I need the following constraint: I don't want to allow (more than 1 2 or more instances of B with the same name, and I don't want (more than 1 2 or more instances of C with the same name. However, I DO want to allow 1 instance of B with the name "Jack", and another instance, this time of C, with that same name, "Jack". The only way to achieve this, I think, is having a discriminator column in A which will allow you to define a unique constraint containing A.discriminator and A.name.
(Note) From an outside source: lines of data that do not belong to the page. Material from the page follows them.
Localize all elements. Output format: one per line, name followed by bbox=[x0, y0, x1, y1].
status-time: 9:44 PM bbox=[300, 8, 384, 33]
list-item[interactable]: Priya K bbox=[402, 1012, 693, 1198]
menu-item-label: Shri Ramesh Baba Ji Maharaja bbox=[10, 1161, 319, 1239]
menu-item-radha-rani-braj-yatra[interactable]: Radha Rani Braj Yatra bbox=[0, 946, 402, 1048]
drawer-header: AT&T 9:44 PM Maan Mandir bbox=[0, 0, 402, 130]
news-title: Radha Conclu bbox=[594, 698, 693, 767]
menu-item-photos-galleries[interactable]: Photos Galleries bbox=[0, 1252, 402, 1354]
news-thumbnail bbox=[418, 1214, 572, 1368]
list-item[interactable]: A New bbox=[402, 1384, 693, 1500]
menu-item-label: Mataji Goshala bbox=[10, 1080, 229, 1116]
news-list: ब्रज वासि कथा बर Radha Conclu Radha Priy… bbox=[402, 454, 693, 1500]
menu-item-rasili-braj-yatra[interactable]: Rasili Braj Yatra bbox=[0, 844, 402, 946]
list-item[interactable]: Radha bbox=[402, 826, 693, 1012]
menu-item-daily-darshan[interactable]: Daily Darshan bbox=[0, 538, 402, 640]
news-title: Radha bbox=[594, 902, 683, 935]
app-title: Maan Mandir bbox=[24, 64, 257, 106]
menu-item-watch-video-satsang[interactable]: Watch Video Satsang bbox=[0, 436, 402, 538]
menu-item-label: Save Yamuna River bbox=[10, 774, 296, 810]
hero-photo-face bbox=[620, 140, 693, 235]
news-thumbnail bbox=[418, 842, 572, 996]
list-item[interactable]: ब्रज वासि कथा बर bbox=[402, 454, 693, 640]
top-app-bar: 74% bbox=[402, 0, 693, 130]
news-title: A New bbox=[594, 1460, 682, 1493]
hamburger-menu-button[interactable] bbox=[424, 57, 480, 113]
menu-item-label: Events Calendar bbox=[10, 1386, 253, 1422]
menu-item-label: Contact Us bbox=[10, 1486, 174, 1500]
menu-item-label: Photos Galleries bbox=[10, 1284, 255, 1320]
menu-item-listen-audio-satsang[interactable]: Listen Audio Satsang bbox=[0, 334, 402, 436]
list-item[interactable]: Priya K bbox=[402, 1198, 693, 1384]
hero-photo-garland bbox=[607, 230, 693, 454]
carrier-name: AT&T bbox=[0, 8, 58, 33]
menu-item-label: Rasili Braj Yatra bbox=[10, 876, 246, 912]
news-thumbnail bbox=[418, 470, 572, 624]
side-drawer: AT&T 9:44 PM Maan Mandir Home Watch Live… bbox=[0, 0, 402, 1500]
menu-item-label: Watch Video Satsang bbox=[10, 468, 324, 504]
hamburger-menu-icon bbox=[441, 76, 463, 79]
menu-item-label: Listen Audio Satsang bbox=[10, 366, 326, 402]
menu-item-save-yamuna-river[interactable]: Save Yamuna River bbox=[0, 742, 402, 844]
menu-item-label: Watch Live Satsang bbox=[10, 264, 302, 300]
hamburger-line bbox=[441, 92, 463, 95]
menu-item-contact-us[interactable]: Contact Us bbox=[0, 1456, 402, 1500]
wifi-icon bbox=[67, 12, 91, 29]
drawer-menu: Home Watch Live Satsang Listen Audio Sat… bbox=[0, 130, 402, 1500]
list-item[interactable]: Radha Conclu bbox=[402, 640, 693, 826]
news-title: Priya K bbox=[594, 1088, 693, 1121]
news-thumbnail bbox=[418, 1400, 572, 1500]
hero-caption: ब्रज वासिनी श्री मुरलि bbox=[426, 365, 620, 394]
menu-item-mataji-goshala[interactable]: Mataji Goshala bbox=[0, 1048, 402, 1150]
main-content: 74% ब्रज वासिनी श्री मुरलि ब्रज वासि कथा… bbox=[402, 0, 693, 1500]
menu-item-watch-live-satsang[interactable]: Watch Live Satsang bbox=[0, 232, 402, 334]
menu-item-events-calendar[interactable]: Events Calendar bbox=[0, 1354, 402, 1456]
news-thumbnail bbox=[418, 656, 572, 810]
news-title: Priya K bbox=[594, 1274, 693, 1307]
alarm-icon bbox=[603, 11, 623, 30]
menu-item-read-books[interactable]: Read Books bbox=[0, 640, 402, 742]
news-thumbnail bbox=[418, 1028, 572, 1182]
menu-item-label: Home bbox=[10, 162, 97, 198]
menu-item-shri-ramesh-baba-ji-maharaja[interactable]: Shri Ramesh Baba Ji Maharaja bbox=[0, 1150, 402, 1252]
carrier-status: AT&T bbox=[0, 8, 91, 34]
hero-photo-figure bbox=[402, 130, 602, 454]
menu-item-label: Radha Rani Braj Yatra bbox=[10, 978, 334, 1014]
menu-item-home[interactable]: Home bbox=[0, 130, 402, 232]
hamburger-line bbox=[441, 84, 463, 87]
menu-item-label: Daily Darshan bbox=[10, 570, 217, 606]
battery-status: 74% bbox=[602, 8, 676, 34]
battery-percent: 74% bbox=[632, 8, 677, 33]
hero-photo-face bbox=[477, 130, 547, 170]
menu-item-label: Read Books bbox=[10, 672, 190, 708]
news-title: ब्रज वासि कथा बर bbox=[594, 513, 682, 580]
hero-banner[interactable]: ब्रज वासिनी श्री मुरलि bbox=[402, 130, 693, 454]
Pavel added a comment - 18/Feb/08 04:06 PM

It would be nice to see how the problem with the multiple joins is faced when the underlying DB has restriction on the number of joins one can execute in a single SQL? For instance MySQL seems to allow only 31 joins. What happens if the class hierarchy has more than 31 sub-classes?


Constantine Voronin added a comment - 05/Nov/08 05:00 AM

I've the same problem with strategy=JOINED and Discriminator Values.
It's very important to me to have not null value of discriminator field, I use it in group queries.

Now I have to do in base classes something like:

public MyBase () { // set the value of discriminator's field kind = this.getClass().getSimpleName(); }

I think it is really ugly


Sergey Generalov added a comment - 29/Apr/09 05:23 AM

4 years passed since this issue was opened.
Any changes?

"Status: Resolved Resolved
Resolution: Rejected "

Rejected? Why? This is very important functionality. Can anyone tell why this issue was skipped, please.


Gérald Quintana added a comment - 29/Jul/09 06:51 AM

Using discriminator column with "joined" strategy used to work when we were using .hbm.xml files to describe ORM. Moreover it's clearly documentated:
http://docs.jboss.org/hibernate/stable/core/reference/fr/html/inheritance.html#inheritance-tablepersubclass-discriminator

SInce we moved to annotations instead of XML files, we can't do that anymore except using secondary tables but it's painful.